Walkways for the wild
Two thousand miles away, a Western state is dealing with a similar problem but on the larger end of the biological scale. In Wyoming, the oil and gas industries have brought an influx of people and truck traffic into the western part of the state, along with miles of paved roads — some of which are built across a six-thousand-year-old pronghorn antelope migration route.
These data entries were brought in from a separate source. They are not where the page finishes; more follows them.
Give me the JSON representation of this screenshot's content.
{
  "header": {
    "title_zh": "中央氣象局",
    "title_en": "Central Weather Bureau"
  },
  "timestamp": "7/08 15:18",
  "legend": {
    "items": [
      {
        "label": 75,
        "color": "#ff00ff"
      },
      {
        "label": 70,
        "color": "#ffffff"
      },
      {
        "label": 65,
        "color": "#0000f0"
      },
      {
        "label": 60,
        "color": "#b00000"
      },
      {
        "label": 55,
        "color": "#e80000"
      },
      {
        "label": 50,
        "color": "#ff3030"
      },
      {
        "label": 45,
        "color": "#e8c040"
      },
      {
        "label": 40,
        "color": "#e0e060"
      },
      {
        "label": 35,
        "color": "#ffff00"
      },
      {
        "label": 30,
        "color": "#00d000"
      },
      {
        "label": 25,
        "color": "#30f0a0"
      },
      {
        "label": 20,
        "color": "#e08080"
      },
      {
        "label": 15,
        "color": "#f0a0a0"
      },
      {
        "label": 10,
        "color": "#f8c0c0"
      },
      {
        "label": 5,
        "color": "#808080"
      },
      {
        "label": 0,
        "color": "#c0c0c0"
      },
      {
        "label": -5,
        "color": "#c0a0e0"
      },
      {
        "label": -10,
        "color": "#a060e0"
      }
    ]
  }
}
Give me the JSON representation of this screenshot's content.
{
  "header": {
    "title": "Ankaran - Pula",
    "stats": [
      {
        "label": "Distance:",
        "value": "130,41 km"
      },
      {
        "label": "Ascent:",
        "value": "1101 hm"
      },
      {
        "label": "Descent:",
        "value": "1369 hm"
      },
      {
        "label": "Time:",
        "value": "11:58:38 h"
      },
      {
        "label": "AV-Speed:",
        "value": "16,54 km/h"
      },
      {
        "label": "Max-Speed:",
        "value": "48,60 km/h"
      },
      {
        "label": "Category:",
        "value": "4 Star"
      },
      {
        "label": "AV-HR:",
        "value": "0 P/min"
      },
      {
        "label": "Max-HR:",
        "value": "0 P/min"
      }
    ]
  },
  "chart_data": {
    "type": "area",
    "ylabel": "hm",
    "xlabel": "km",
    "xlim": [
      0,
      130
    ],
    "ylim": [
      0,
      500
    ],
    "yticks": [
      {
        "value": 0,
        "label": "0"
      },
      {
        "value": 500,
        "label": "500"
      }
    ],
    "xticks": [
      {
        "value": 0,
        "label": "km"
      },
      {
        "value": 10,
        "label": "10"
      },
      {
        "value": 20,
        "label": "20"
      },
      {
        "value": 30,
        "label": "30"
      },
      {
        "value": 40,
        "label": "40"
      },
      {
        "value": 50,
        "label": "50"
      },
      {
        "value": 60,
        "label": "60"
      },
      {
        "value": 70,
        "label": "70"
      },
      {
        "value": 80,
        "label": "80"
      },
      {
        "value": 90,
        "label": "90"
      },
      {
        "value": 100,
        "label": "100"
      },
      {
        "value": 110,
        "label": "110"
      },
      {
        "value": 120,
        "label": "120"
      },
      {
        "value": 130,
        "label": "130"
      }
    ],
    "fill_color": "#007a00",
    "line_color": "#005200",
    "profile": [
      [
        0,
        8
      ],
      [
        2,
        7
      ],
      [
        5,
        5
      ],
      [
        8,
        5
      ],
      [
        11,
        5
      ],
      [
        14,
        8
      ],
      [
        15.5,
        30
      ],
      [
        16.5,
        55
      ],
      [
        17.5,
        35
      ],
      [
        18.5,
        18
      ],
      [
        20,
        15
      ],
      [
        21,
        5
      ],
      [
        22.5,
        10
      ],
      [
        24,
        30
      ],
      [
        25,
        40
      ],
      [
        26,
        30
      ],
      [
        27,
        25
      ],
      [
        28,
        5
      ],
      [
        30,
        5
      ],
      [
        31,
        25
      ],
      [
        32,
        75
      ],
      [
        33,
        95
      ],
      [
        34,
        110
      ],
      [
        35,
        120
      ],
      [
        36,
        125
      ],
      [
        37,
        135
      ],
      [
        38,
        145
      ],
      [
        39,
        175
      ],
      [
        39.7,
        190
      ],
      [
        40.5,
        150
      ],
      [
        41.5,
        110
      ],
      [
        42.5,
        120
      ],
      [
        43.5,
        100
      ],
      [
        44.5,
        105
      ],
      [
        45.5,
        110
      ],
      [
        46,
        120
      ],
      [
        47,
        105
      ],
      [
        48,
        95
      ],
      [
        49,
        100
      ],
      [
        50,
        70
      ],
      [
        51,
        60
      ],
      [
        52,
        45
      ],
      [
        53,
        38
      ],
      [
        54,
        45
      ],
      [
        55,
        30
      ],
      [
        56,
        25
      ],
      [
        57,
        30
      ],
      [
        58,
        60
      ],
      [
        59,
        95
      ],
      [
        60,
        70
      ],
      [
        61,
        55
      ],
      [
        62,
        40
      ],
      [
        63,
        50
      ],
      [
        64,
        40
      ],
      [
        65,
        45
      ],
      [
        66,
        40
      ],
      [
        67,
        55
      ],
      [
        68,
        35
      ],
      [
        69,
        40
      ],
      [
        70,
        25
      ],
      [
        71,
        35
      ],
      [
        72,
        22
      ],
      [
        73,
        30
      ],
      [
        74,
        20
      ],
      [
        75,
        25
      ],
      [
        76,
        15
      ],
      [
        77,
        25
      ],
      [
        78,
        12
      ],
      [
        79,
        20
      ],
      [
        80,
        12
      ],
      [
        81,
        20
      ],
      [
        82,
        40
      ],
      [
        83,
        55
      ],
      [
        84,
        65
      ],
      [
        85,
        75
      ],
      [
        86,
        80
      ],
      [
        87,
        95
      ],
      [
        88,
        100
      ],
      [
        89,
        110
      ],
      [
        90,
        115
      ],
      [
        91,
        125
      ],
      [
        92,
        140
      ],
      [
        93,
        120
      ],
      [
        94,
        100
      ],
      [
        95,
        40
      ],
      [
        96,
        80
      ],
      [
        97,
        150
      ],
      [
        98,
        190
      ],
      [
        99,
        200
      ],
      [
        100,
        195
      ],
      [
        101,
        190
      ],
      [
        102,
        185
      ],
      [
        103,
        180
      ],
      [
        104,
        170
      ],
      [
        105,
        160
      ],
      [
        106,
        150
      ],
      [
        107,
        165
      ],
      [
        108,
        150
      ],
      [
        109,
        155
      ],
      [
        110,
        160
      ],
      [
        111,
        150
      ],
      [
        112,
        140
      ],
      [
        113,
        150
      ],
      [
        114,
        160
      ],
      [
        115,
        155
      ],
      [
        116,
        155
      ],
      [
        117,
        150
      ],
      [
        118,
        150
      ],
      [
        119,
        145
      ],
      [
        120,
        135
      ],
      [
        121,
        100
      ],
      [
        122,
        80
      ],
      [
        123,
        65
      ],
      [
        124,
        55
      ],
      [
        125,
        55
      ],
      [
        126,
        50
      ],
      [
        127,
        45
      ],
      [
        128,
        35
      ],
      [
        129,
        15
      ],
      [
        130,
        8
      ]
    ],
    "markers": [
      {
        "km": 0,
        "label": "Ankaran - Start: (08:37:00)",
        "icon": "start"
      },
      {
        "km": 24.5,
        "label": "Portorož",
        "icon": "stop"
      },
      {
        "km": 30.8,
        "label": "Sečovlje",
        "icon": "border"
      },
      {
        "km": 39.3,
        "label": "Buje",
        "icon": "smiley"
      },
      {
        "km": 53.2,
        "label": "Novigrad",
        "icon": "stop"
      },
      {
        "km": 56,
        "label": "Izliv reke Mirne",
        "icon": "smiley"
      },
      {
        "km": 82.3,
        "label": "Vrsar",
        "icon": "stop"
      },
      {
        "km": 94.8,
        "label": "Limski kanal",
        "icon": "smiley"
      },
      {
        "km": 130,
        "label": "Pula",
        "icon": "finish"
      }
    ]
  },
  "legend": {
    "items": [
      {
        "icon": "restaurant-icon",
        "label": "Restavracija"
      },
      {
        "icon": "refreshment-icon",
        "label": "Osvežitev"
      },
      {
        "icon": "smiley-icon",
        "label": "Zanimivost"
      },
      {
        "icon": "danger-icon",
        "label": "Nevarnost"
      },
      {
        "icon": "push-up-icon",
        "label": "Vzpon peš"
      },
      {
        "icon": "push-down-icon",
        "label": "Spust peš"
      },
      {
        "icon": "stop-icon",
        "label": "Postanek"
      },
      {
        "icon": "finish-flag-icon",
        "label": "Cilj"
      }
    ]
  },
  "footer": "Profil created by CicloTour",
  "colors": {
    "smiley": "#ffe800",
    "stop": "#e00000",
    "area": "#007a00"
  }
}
Each fall, when heavy snows make it difficult for them to graze, hundreds of pronghorn leave Grand Teton National Park for their wintering grounds 150 miles to the southeast. They return to the park each spring in order to give birth to their calves. Unfortunately, motorists kill dozens of these pronghorn every year. But the state of Wyoming believes it may have a solution that will benefit the pronghorn and ensure the safety of the state’s drivers: they are investing $9.7 million to construct a wildlife overpass, to be completed by September 2012.
New York, too, has been looking at solutions to its turtle problem on its runways. The Port Authority has been exploring ideas such as building plastic barriers that won’t impede the planes and can be removed after breeding season. Another option being considered is providing artificial breeding areas closer to the ocean to tempt the turtles away from their normal path across the busy airport tarmacs.
Such proposed tactics bring up an interesting eco-ethical question: when our and other species’ “migrations” are at cross-purposes, is it better to respect their ancient routes and build around them — perhaps incurring extra costs in the millions of dollars — or should we displace them onto an alternate course?